Anschutz is also a contributor to Americans for Prosperity, a Republican-supporting political action committee backed by billionaires Charles and David Koch (key allies of Walker, Ryan and other conservatives in Wisconsin).

It's unfair to paint all the NHL owners with the same ideological brush. Like any club it has a wide range of members, the Canadian owners tend to be politically discreet and Washington's Ted Leonsis and Pittsburgh's Ron Burkle are well-known Democrats.

But in a dispute that conflates economic and political arguments, the question for the coming weeks is how loudly the right-wing arguments will resonate.

Even some of the more politically moderate owners have a history with organized labour.

The Boston Bruins' Jeremy Jacobs, the powerful chairman of the NHL's board of governors, is a long-time Democrat donor, but organized labour hasn't always considered him a friend; the billionaire's catering concern, Delaware North Companies – and its subsidiaries – have been accused of anti-union tactics both north and south of the border.

Enterprise Rent-a-Car, which is chaired by St. Louis Blues co-owner Andrew Taylor (former Republican senator John Danforth is part of his group), has also been the object of boycott campaigns by organized labour – the company was accused of farming out jobs to a non-union contractor after employees in Boston voted to organize in 2007.

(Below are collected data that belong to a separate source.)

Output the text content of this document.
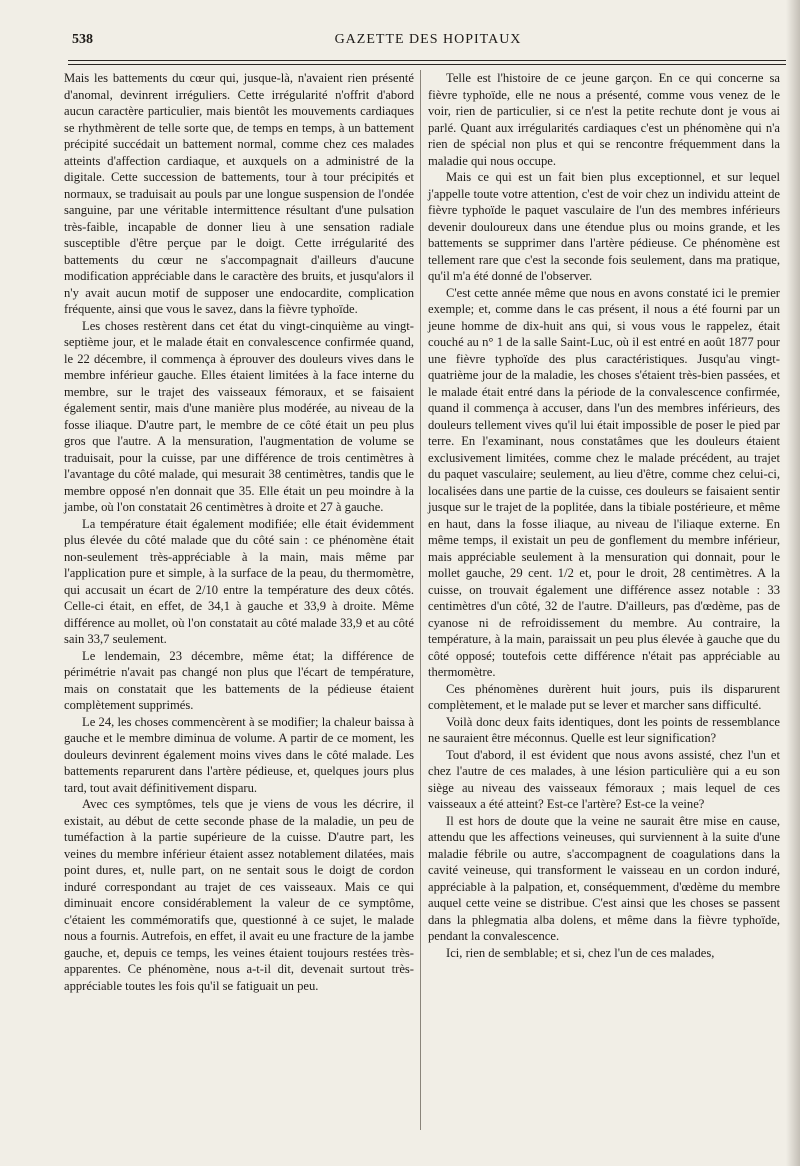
538	GAZETTE DES HOPITAUX

Mais les battements du cœur qui, jusque-là, n'avaient rien présenté d'anomal, devinrent irréguliers. Cette irrégularité n'offrit d'abord aucun caractère particulier, mais bientôt les mouvements cardiaques se rhythmèrent de telle sorte que, de temps en temps, à un battement précipité succédait un battement normal, comme chez ces malades atteints d'affection cardiaque, et auxquels on a administré de la digitale. Cette succession de battements, tour à tour précipités et normaux, se traduisait au pouls par une longue suspension de l'ondée sanguine, par une véritable intermittence résultant d'une pulsation très-faible, incapable de donner lieu à une sensation radiale susceptible d'être perçue par le doigt. Cette irrégularité des battements du cœur ne s'accompagnait d'ailleurs d'aucune modification appréciable dans le caractère des bruits, et jusqu'alors il n'y avait aucun motif de supposer une endocardite, complication fréquente, ainsi que vous le savez, dans la fièvre typhoïde.

Les choses restèrent dans cet état du vingt-cinquième au vingt-septième jour, et le malade était en convalescence confirmée quand, le 22 décembre, il commença à éprouver des douleurs vives dans le membre inférieur gauche. Elles étaient limitées à la face interne du membre, sur le trajet des vaisseaux fémoraux, et se faisaient également sentir, mais d'une manière plus modérée, au niveau de la fosse iliaque. D'autre part, le membre de ce côté était un peu plus gros que l'autre. A la mensuration, l'augmentation de volume se traduisait, pour la cuisse, par une différence de trois centimètres à l'avantage du côté malade, qui mesurait 38 centimètres, tandis que le membre opposé n'en donnait que 35. Elle était un peu moindre à la jambe, où l'on constatait 26 centimètres à droite et 27 à gauche.

La température était également modifiée; elle était évidemment plus élevée du côté malade que du côté sain : ce phénomène était non-seulement très-appréciable à la main, mais même par l'application pure et simple, à la surface de la peau, du thermomètre, qui accusait un écart de 2/10 entre la température des deux côtés. Celle-ci était, en effet, de 34,1 à gauche et 33,9 à droite. Même différence au mollet, où l'on constatait au côté malade 33,9 et au côté sain 33,7 seulement.

Le lendemain, 23 décembre, même état; la différence de périmétrie n'avait pas changé non plus que l'écart de température, mais on constatait que les battements de la pédieuse étaient complètement supprimés.

Le 24, les choses commencèrent à se modifier; la chaleur baissa à gauche et le membre diminua de volume. A partir de ce moment, les douleurs devinrent également moins vives dans le côté malade. Les battements reparurent dans l'artère pédieuse, et, quelques jours plus tard, tout avait définitivement disparu.

Avec ces symptômes, tels que je viens de vous les décrire, il existait, au début de cette seconde phase de la maladie, un peu de tuméfaction à la partie supérieure de la cuisse. D'autre part, les veines du membre inférieur étaient assez notablement dilatées, mais point dures, et, nulle part, on ne sentait sous le doigt de cordon induré correspondant au trajet de ces vaisseaux. Mais ce qui diminuait encore considérablement la valeur de ce symptôme, c'étaient les commémoratifs que, questionné à ce sujet, le malade nous a fournis. Autrefois, en effet, il avait eu une fracture de la jambe gauche, et, depuis ce temps, les veines étaient toujours restées très-apparentes. Ce phénomène, nous a-t-il dit, devenait surtout très-appréciable toutes les fois qu'il se fatiguait un peu.

Telle est l'histoire de ce jeune garçon. En ce qui concerne sa fièvre typhoïde, elle ne nous a présenté, comme vous venez de le voir, rien de particulier, si ce n'est la petite rechute dont je vous ai parlé. Quant aux irrégularités cardiaques c'est un phénomène qui n'a rien de spécial non plus et qui se rencontre fréquemment dans la maladie qui nous occupe.

Mais ce qui est un fait bien plus exceptionnel, et sur lequel j'appelle toute votre attention, c'est de voir chez un individu atteint de fièvre typhoïde le paquet vasculaire de l'un des membres inférieurs devenir douloureux dans une étendue plus ou moins grande, et les battements se supprimer dans l'artère pédieuse. Ce phénomène est tellement rare que c'est la seconde fois seulement, dans ma pratique, qu'il m'a été donné de l'observer.

C'est cette année même que nous en avons constaté ici le premier exemple; et, comme dans le cas présent, il nous a été fourni par un jeune homme de dix-huit ans qui, si vous vous le rappelez, était couché au n° 1 de la salle Saint-Luc, où il est entré en août 1877 pour une fièvre typhoïde des plus caractéristiques. Jusqu'au vingt-quatrième jour de la maladie, les choses s'étaient très-bien passées, et le malade était entré dans la période de la convalescence confirmée, quand il commença à accuser, dans l'un des membres inférieurs, des douleurs tellement vives qu'il lui était impossible de poser le pied par terre. En l'examinant, nous constatâmes que les douleurs étaient exclusivement limitées, comme chez le malade précédent, au trajet du paquet vasculaire; seulement, au lieu d'être, comme chez celui-ci, localisées dans une partie de la cuisse, ces douleurs se faisaient sentir jusque sur le trajet de la poplitée, dans la tibiale postérieure, et même en haut, dans la fosse iliaque, au niveau de l'iliaque externe. En même temps, il existait un peu de gonflement du membre inférieur, mais appréciable seulement à la mensuration qui donnait, pour le mollet gauche, 29 cent. 1/2 et, pour le droit, 28 centimètres. A la cuisse, on trouvait également une différence assez notable : 33 centimètres d'un côté, 32 de l'autre. D'ailleurs, pas d'œdème, pas de cyanose ni de refroidissement du membre. Au contraire, la température, à la main, paraissait un peu plus élevée à gauche que du côté opposé; toutefois cette différence n'était pas appréciable au thermomètre.

Ces phénomènes durèrent huit jours, puis ils disparurent complètement, et le malade put se lever et marcher sans difficulté.

Voilà donc deux faits identiques, dont les points de ressemblance ne sauraient être méconnus. Quelle est leur signification?

Tout d'abord, il est évident que nous avons assisté, chez l'un et chez l'autre de ces malades, à une lésion particulière qui a eu son siège au niveau des vaisseaux fémoraux ; mais lequel de ces vaisseaux a été atteint? Est-ce l'artère? Est-ce la veine?

Il est hors de doute que la veine ne saurait être mise en cause, attendu que les affections veineuses, qui surviennent à la suite d'une maladie fébrile ou autre, s'accompagnent de coagulations dans la cavité veineuse, qui transforment le vaisseau en un cordon induré, appréciable à la palpation, et, conséquemment, d'œdème du membre auquel cette veine se distribue. C'est ainsi que les choses se passent dans la phlegmatia alba dolens, et même dans la fièvre typhoïde, pendant la convalescence.

Ici, rien de semblable; et si, chez l'un de ces malades,
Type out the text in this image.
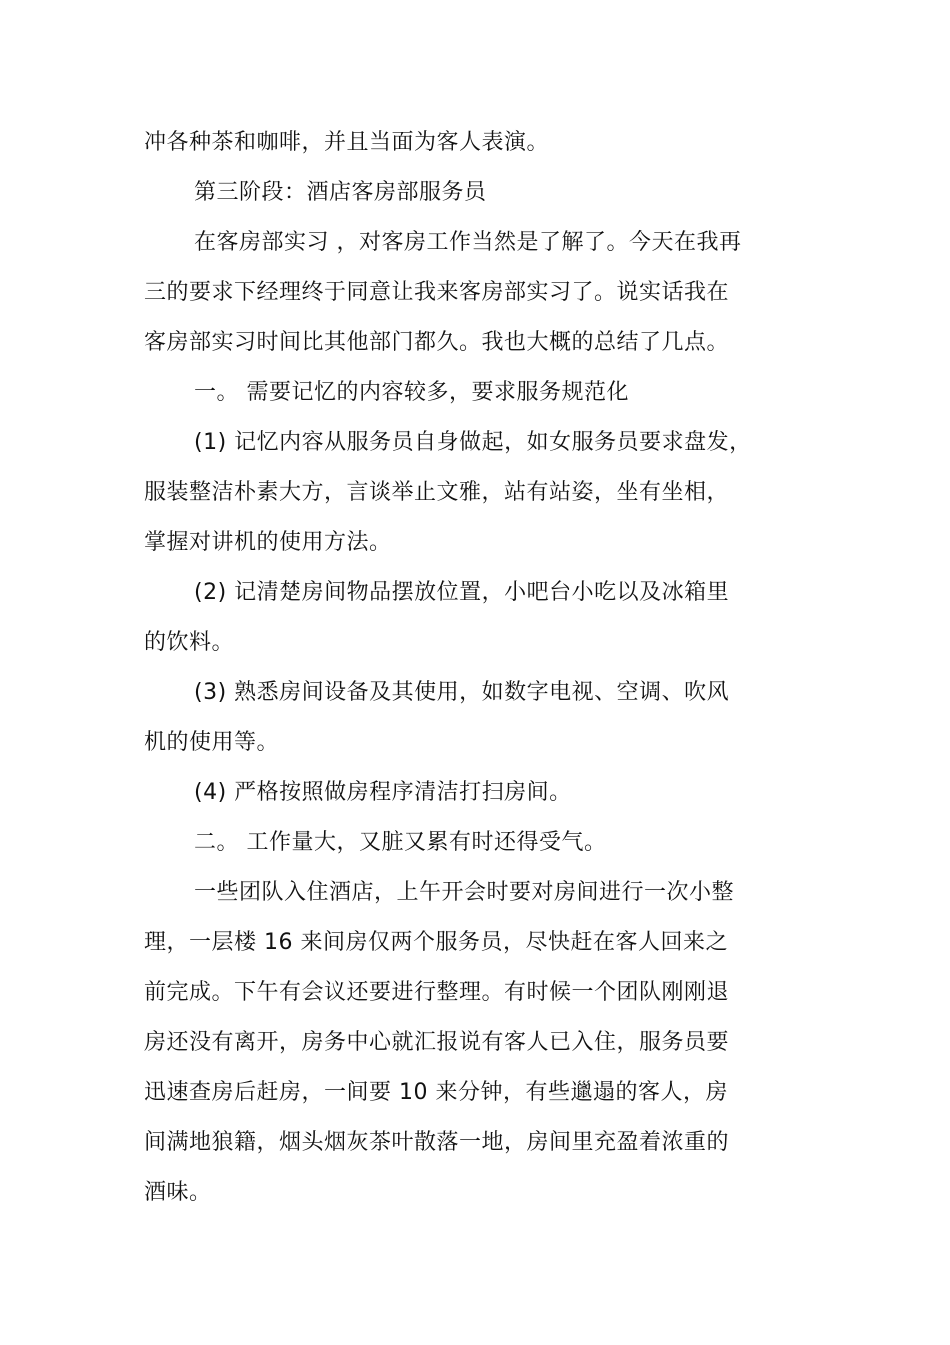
冲各种茶和咖啡，并且当面为客人表演。
第三阶段：酒店客房部服务员
在客房部实习 ，对客房工作当然是了解了。今天在我再
三的要求下经理终于同意让我来客房部实习了。说实话我在
客房部实习时间比其他部门都久。我也大概的总结了几点。
一。 需要记忆的内容较多，要求服务规范化
(1) 记忆内容从服务员自身做起，如女服务员要求盘发，
服装整洁朴素大方，言谈举止文雅，站有站姿，坐有坐相，
掌握对讲机的使用方法。
(2) 记清楚房间物品摆放位置，小吧台小吃以及冰箱里
的饮料。
(3) 熟悉房间设备及其使用，如数字电视、空调、吹风
机的使用等。
(4) 严格按照做房程序清洁打扫房间。
二。 工作量大，又脏又累有时还得受气。
一些团队入住酒店，上午开会时要对房间进行一次小整
理，一层楼 16 来间房仅两个服务员，尽快赶在客人回来之
前完成。下午有会议还要进行整理。有时候一个团队刚刚退
房还没有离开，房务中心就汇报说有客人已入住，服务员要
迅速查房后赶房，一间要 10 来分钟，有些邋遢的客人，房
间满地狼籍，烟头烟灰茶叶散落一地，房间里充盈着浓重的
酒味。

Popular Buffalo Sabres owner Terry Pegula, who made his billions in the oil and gas industry, has contributed hundreds of thousands of dollars to Republican Pennsylvania Governor Tom Corbett, who recently took on teaching and transit unions in the state.

We could go on.

It's not a stretch to paint the current contract talks as a contest between two competing historical currents: the rabble-rousing labour crusading of the post-war period and the Ronald Reagan-inspired movement to rewrite labour laws in favour of employers.

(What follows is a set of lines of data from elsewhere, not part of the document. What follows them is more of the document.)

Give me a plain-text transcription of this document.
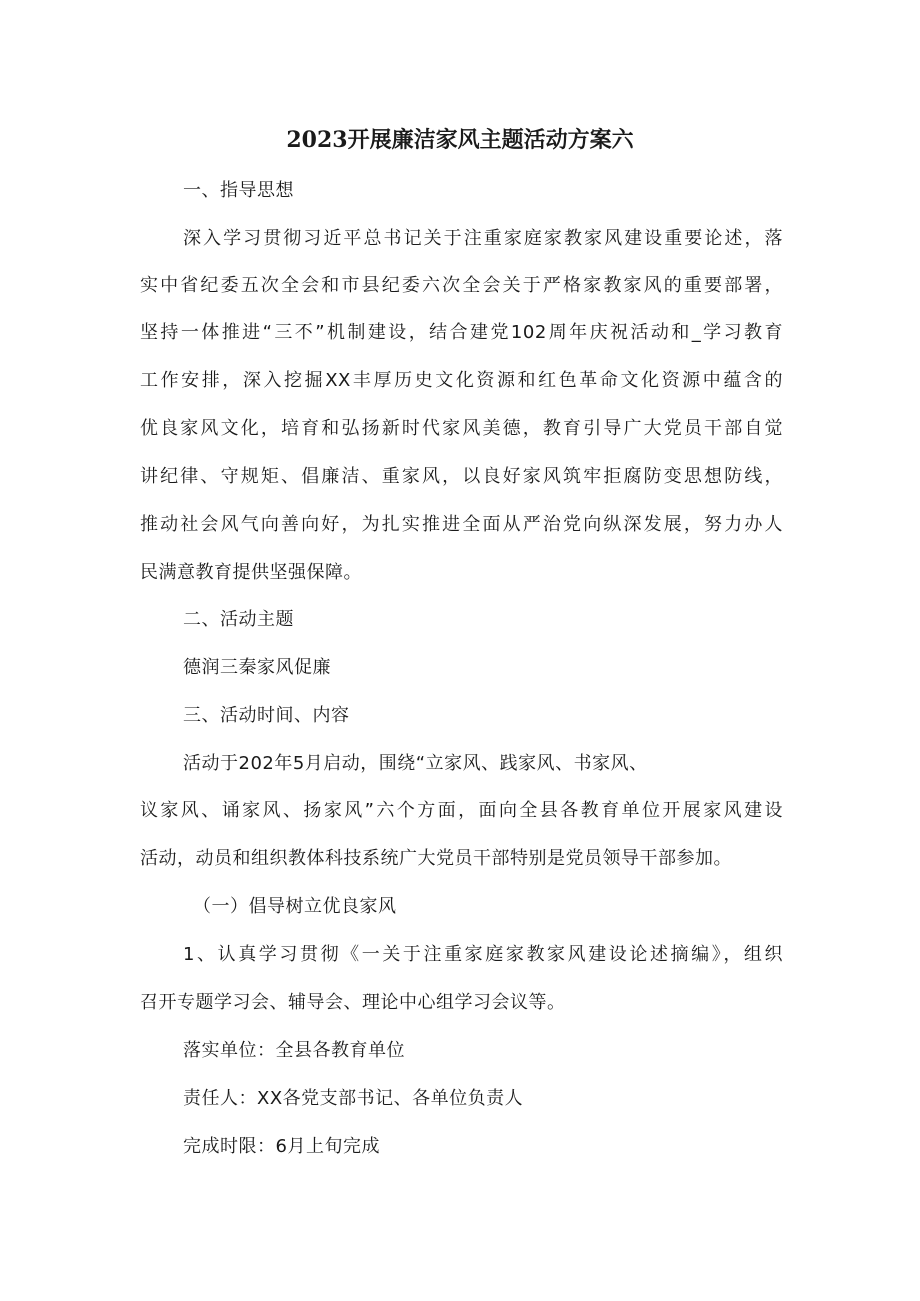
2023开展廉洁家风主题活动方案六
一、指导思想
深入学习贯彻习近平总书记关于注重家庭家教家风建设重要论述，落
实中省纪委五次全会和市县纪委六次全会关于严格家教家风的重要部署，
坚持一体推进“三不”机制建设，结合建党102周年庆祝活动和_学习教育
工作安排，深入挖掘XX丰厚历史文化资源和红色革命文化资源中蕴含的
优良家风文化，培育和弘扬新时代家风美德，教育引导广大党员干部自觉
讲纪律、守规矩、倡廉洁、重家风，以良好家风筑牢拒腐防变思想防线，
推动社会风气向善向好，为扎实推进全面从严治党向纵深发展，努力办人
民满意教育提供坚强保障。
二、活动主题
德润三秦家风促廉
三、活动时间、内容
活动于202年5月启动，围绕“立家风、践家风、书家风、
议家风、诵家风、扬家风”六个方面，面向全县各教育单位开展家风建设
活动，动员和组织教体科技系统广大党员干部特别是党员领导干部参加。
（一）倡导树立优良家风
1、认真学习贯彻《一关于注重家庭家教家风建设论述摘编》，组织
召开专题学习会、辅导会、理论中心组学习会议等。
落实单位：全县各教育单位
责任人：XX各党支部书记、各单位负责人
完成时限：6月上旬完成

The NHLPA's line of argument is being crafted by old baseball union hands – executive director Don Fehr's longtime mentor is the legendary Marvin Miller, a swashbuckling activist who cut his teeth with the auto and steel worker unions and brought Major League Baseball to heel – and its lead counsel used to be in charge of unfair labour practice investigations with the U.S. National Labor Relations Board in New York.

All but one of the NHL's in-house labour law experts – and the league's outside counsel – are veterans of Proskauer Rose, a Wall Street law firm that for decades has represented management of companies such as Bethlehem Steel (it also produced NHL commissioner Gary Bettman and NBA counterpart David Stern).

The players, who are among the richest card-carrying union members in human history, will portray themselves as the working stiffs of the piece – a stretch, as any of the hourly wage workers in a hockey arena will tell you.

They may want to remember some of their bosses have put up large amounts of money in support of politicians and legal strategies whose aim is to make organized labour a historical relic.